Alternative 2 consists of the introduction of online market locations through producing an appropriate company's site. With the increased patterns towards online shopping, the online stores like Amazon, Alibaba and so on could pose a serious danger to the market share of business. Moreover, the rivals are shifting towards click and Recommendations of Renova Toilet Paper Escaping The Commoditization Trap Case Solution shops with Gap presenting Piperline. This shift towards online markets might decrease the incomes for business. In this scenario the business could think about introducing Click and Recommendations of Renova Toilet Paper Escaping The Commoditization Trap Case Help stores. These shops with a low requirement of funds to settle would enable the business to reach international markets, without ending its domestic shops. The pros and cons of option 2 are given as follows;

Pros:

• Low financial investment
• Lowering competitors threat
• Access to the world markets
• Enlarging customer base
• Easy to manage
• Large Revenues
• Low Operating Costs
• Easy brand-new market entrance

Cons:

• Danger to the market position
• Removal of brand name Uniqueness
• Elimination of the terrific shop experience.
• Threat of decline in elite sales.

Alternative-3: Expansion towards International Markets Without closing Domestic Stores

Another option that the company might think about, is to expand towards the global markets without closing its domestic stores that contributes to the huge part of revenues of the business.
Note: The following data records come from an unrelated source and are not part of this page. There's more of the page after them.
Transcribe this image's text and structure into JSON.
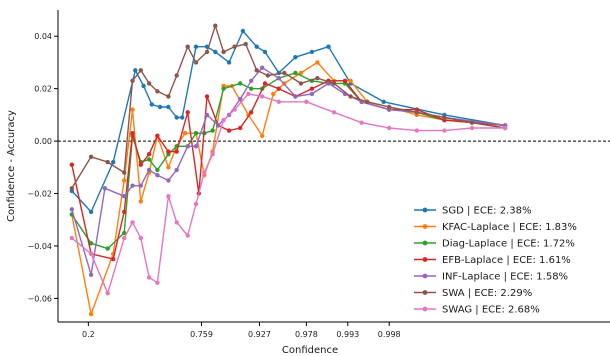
{
  "chart_data": {
    "type": "line",
    "title": "",
    "xlabel": "Confidence",
    "ylabel": "Confidence - Accuracy",
    "x_tick_labels": [
      "0.2",
      "0.759",
      "0.927",
      "0.978",
      "0.993",
      "0.998"
    ],
    "y_ticks": [
      -0.06,
      -0.04,
      -0.02,
      0.0,
      0.02,
      0.04
    ],
    "y_tick_labels": [
      "−0.06",
      "−0.04",
      "−0.02",
      "0.00",
      "0.02",
      "0.04"
    ],
    "ylim": [
      -0.069,
      0.05
    ],
    "xlim": [
      0,
      1
    ],
    "reference_line": 0.0,
    "grid": false,
    "legend_position": "lower-right",
    "series": [
      {
        "name": "SGD | ECE: 2.38%",
        "color": "#1f77b4",
        "x": [
          0.025,
          0.06,
          0.1,
          0.14,
          0.155,
          0.17,
          0.185,
          0.2,
          0.215,
          0.225,
          0.25,
          0.27,
          0.285,
          0.31,
          0.335,
          0.36,
          0.375,
          0.4,
          0.43,
          0.46,
          0.49,
          0.53,
          0.59,
          0.7,
          0.81
        ],
        "y": [
          -0.019,
          -0.027,
          -0.008,
          0.027,
          0.021,
          0.014,
          0.013,
          0.013,
          0.009,
          0.009,
          0.036,
          0.036,
          0.034,
          0.03,
          0.042,
          0.036,
          0.034,
          0.026,
          0.032,
          0.034,
          0.036,
          0.022,
          0.015,
          0.01,
          0.006
        ]
      },
      {
        "name": "KFAC-Laplace | ECE: 1.83%",
        "color": "#ff7f0e",
        "x": [
          0.025,
          0.06,
          0.1,
          0.12,
          0.135,
          0.15,
          0.165,
          0.18,
          0.2,
          0.215,
          0.23,
          0.25,
          0.265,
          0.28,
          0.3,
          0.315,
          0.345,
          0.37,
          0.39,
          0.41,
          0.44,
          0.47,
          0.5,
          0.53,
          0.56,
          0.6,
          0.65,
          0.7,
          0.75,
          0.81
        ],
        "y": [
          -0.028,
          -0.066,
          -0.043,
          -0.015,
          0.012,
          -0.023,
          -0.012,
          0.002,
          -0.01,
          -0.002,
          0.003,
          0.003,
          -0.013,
          -0.004,
          0.021,
          0.021,
          0.01,
          0.002,
          0.018,
          0.022,
          0.026,
          0.03,
          0.023,
          0.023,
          0.015,
          0.013,
          0.01,
          0.008,
          0.007,
          0.005
        ]
      },
      {
        "name": "Diag-Laplace | ECE: 1.72%",
        "color": "#2ca02c",
        "x": [
          0.025,
          0.06,
          0.09,
          0.12,
          0.135,
          0.15,
          0.165,
          0.18,
          0.2,
          0.215,
          0.235,
          0.25,
          0.265,
          0.28,
          0.3,
          0.33,
          0.35,
          0.37,
          0.4,
          0.43,
          0.46,
          0.49,
          0.52,
          0.55,
          0.6,
          0.65,
          0.7,
          0.81
        ],
        "y": [
          -0.028,
          -0.039,
          -0.041,
          -0.035,
          0.002,
          -0.008,
          -0.007,
          -0.011,
          -0.005,
          -0.002,
          -0.002,
          0.003,
          0.003,
          0.004,
          0.02,
          0.022,
          0.02,
          0.02,
          0.024,
          0.026,
          0.023,
          0.022,
          0.022,
          0.015,
          0.012,
          0.011,
          0.008,
          0.006
        ]
      },
      {
        "name": "EFB-Laplace | ECE: 1.61%",
        "color": "#d62728",
        "x": [
          0.025,
          0.06,
          0.1,
          0.12,
          0.135,
          0.15,
          0.165,
          0.18,
          0.2,
          0.215,
          0.235,
          0.255,
          0.27,
          0.29,
          0.31,
          0.33,
          0.35,
          0.375,
          0.4,
          0.43,
          0.46,
          0.49,
          0.52,
          0.55,
          0.6,
          0.65,
          0.7,
          0.81
        ],
        "y": [
          -0.009,
          -0.043,
          -0.045,
          -0.027,
          0.003,
          -0.009,
          -0.005,
          0.002,
          -0.004,
          -0.004,
          0.011,
          -0.02,
          0.017,
          0.006,
          0.004,
          0.005,
          0.011,
          0.022,
          0.02,
          0.017,
          0.02,
          0.023,
          0.023,
          0.015,
          0.012,
          0.012,
          0.008,
          0.006
        ]
      },
      {
        "name": "INF-Laplace | ECE: 1.58%",
        "color": "#9467bd",
        "x": [
          0.025,
          0.06,
          0.085,
          0.12,
          0.135,
          0.15,
          0.165,
          0.18,
          0.2,
          0.215,
          0.235,
          0.25,
          0.27,
          0.29,
          0.31,
          0.33,
          0.35,
          0.37,
          0.4,
          0.43,
          0.46,
          0.49,
          0.52,
          0.55,
          0.6,
          0.65,
          0.7,
          0.81
        ],
        "y": [
          -0.026,
          -0.051,
          -0.018,
          -0.021,
          -0.017,
          -0.017,
          -0.011,
          -0.013,
          -0.015,
          -0.011,
          -0.002,
          -0.002,
          0.01,
          0.006,
          0.01,
          0.016,
          0.023,
          0.028,
          0.024,
          0.017,
          0.018,
          0.022,
          0.018,
          0.015,
          0.012,
          0.011,
          0.009,
          0.006
        ]
      },
      {
        "name": "SWA | ECE: 2.29%",
        "color": "#8c564b",
        "x": [
          0.025,
          0.06,
          0.09,
          0.12,
          0.135,
          0.15,
          0.165,
          0.18,
          0.2,
          0.215,
          0.235,
          0.25,
          0.27,
          0.285,
          0.3,
          0.32,
          0.34,
          0.36,
          0.38,
          0.41,
          0.44,
          0.47,
          0.5,
          0.53,
          0.56,
          0.6,
          0.65,
          0.7,
          0.75,
          0.81
        ],
        "y": [
          -0.018,
          -0.006,
          -0.008,
          -0.012,
          0.023,
          0.027,
          0.022,
          0.019,
          0.017,
          0.025,
          0.036,
          0.03,
          0.034,
          0.044,
          0.034,
          0.036,
          0.037,
          0.027,
          0.025,
          0.026,
          0.022,
          0.024,
          0.022,
          0.017,
          0.015,
          0.013,
          0.011,
          0.009,
          0.007,
          0.005
        ]
      },
      {
        "name": "SWAG | ECE: 2.68%",
        "color": "#e377c2",
        "x": [
          0.025,
          0.06,
          0.09,
          0.12,
          0.135,
          0.15,
          0.165,
          0.18,
          0.2,
          0.215,
          0.235,
          0.25,
          0.265,
          0.28,
          0.3,
          0.32,
          0.345,
          0.37,
          0.4,
          0.45,
          0.5,
          0.55,
          0.6,
          0.65,
          0.7,
          0.75,
          0.81
        ],
        "y": [
          -0.037,
          -0.043,
          -0.058,
          -0.037,
          -0.031,
          -0.037,
          -0.052,
          -0.054,
          -0.021,
          -0.031,
          -0.036,
          -0.024,
          -0.012,
          -0.005,
          0.008,
          0.012,
          0.018,
          0.017,
          0.015,
          0.015,
          0.011,
          0.007,
          0.005,
          0.004,
          0.004,
          0.005,
          0.005
        ]
      }
    ]
  }
}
The pros and cons connected to Alternative 3 are offered below;

Pros:

• Lowering competition danger
• Access to the world markets
• Increasing the size of consumer base
• Big Incomes
• Exploration of brand-new international markets.
• Boost in earnings from global markets.
• Earnings diversification.
• Action towards being a strong international brand.

Cons:

• Extension of problems related to diversity.
• Differences in cultures could resulted in a failure of the brand name particularly in Asian nations.
• Low earnings at initial levels.
• Increase in marketing expenditures to get market share.